The Disgrace at Rutgers

Posted by Michael Poliakoff and Avi Snyder

It’s a sad day for Rutgers University. Amidst widespread student and faculty protests over her selection as Rutgers’ commencement speaker, Condoleezza Rice has turned down her invitation. In a statement, she said that her background in academia allows her to “understand and embrace the purpose of the commencement ceremony”; to that end, she was “simply unwilling to detract from it in any way.”

What made Rice, an accomplished scholar, public servant, and America’s first female African-American Secretary of State so toxic? Her role in the Bush administration, of course. To Rutgers’ students and faculty, her service in an administration that spearheaded bad policies renders her unfit to be heard.

The contrast between Rice’s behavior and that of Rutgers’ guardians of political correctness is enlightening. In March, the Rutgers Faculty Council passed a illiberal resolution to rescind the invitation, which essentially called for the worst sort of political discrimination. And the obnoxious and unreflective behavior of many Rutgers students who staged a sit-in at President Robert Barchi’s office sporting signs attacking Rice as a “war criminal,” was unbefitting the students of a great public university.

Rice, on the other hand, has behaved with grace and aplomb throughout this controversy. She remained silent during the initial burst of backlash, wisely staying above the fray. And her recent statement reflects thoughtful consideration and a magnanimous desire to prioritize the needs of the students who insulted her above her own interest.

Though there’s plenty of blame to go around, Rutgers’ board and administration deserve a hat-tip. Unlike Brandeis University’s Fred Lawrence, who quickly rescinded an honorary degree from Ayaan Hirsi Ali in the face of protest, Rutgers’ President Barchi rightly stood by Rutgers’ invitation, writing, “We cannot protect free speech or academic freedom by denying others the right to an opposing view, or by excluding those with whom we may disagree.”

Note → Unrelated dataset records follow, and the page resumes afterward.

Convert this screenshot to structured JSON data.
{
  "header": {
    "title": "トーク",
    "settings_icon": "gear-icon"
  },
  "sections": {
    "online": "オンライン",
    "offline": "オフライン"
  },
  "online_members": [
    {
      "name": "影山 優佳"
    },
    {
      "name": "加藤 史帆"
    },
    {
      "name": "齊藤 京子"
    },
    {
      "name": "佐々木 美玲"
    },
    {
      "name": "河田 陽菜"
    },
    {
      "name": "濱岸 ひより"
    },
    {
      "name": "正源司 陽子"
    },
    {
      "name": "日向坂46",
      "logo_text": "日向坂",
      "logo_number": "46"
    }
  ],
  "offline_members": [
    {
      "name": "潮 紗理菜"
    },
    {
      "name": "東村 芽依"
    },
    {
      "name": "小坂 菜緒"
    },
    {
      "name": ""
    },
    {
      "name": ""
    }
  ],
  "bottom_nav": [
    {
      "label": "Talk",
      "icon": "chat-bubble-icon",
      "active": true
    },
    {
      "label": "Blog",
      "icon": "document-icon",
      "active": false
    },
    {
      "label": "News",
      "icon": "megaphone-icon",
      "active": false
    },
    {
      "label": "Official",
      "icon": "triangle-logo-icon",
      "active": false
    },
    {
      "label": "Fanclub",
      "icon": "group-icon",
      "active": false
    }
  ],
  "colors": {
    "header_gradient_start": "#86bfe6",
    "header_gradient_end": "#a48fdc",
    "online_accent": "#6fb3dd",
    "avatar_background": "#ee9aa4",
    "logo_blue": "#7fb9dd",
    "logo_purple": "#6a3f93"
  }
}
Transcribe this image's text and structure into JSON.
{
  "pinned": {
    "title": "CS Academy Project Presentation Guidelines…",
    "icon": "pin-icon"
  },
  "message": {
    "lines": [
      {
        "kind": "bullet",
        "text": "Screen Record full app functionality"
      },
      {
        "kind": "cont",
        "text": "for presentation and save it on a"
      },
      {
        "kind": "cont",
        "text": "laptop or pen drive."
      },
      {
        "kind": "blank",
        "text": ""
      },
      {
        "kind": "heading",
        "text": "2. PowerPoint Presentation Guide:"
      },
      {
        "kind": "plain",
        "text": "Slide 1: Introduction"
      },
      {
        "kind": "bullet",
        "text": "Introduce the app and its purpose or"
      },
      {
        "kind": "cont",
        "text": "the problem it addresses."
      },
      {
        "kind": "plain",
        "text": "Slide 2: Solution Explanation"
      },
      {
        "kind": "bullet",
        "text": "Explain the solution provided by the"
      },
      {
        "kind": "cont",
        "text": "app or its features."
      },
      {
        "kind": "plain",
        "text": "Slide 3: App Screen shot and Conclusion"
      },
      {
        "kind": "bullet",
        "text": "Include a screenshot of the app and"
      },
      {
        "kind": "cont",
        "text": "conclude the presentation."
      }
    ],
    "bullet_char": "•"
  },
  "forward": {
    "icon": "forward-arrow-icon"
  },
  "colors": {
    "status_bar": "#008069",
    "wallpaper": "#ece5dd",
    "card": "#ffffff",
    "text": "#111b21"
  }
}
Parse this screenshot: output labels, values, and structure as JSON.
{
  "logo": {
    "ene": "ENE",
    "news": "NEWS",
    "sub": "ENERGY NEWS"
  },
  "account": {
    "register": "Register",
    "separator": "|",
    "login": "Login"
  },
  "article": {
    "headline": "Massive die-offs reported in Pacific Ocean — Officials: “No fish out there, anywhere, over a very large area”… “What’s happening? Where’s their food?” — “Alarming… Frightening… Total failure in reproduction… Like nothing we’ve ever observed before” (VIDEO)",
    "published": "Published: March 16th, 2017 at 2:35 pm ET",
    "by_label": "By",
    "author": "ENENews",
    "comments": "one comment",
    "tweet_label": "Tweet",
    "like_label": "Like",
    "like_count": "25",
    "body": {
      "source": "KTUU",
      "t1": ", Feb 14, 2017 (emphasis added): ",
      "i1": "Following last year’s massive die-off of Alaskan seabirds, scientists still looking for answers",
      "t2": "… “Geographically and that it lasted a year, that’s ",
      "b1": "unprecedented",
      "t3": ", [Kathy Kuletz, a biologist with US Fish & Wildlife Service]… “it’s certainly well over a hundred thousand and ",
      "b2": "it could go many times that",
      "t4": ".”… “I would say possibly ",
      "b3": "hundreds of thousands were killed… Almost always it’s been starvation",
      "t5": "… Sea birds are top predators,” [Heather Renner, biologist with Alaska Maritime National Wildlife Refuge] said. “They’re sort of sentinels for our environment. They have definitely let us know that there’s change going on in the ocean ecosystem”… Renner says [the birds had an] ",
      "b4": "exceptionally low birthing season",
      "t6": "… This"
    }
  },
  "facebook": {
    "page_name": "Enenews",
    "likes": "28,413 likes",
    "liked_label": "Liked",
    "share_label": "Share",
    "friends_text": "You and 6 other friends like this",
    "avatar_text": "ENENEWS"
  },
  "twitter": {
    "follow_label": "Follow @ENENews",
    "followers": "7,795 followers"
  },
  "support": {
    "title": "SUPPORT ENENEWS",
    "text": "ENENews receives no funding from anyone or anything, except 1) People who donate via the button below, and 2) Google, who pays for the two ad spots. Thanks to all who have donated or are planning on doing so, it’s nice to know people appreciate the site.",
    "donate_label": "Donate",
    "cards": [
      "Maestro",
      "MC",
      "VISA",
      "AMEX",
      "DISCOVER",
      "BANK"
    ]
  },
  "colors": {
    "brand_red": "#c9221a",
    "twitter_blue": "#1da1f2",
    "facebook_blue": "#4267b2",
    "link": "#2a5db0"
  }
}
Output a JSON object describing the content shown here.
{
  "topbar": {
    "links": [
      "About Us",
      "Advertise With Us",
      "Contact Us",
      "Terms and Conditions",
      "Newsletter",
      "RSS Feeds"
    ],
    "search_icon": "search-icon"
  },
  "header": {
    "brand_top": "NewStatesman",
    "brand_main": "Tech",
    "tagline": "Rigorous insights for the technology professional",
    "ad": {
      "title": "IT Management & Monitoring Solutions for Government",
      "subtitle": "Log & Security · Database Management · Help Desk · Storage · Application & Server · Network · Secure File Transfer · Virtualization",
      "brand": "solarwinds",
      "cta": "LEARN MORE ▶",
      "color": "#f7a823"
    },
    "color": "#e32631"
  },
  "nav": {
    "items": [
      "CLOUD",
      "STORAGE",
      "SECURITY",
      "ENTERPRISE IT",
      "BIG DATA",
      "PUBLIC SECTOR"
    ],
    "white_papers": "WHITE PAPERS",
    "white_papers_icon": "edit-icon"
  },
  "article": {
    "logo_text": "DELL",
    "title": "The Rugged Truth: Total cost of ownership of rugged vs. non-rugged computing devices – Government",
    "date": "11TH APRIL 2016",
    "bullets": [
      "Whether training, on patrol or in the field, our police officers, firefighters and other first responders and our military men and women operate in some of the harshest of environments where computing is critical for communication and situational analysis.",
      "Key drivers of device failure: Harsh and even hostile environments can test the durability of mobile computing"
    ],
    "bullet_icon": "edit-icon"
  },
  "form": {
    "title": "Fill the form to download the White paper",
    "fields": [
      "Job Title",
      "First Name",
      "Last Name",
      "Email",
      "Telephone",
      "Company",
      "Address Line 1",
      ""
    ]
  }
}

Ultimately, the losers here are Rutgers’ seniors. The university will survive this disgrace, and Rice’s tremendous accomplishments are not at all diminished by this episode. But the graduating class will now be denied the opportunity to hear from one of America’s most accomplished women.

That’s a terrible shame, as they have a lot to learn from her–grace, dignity, and civility, for starters.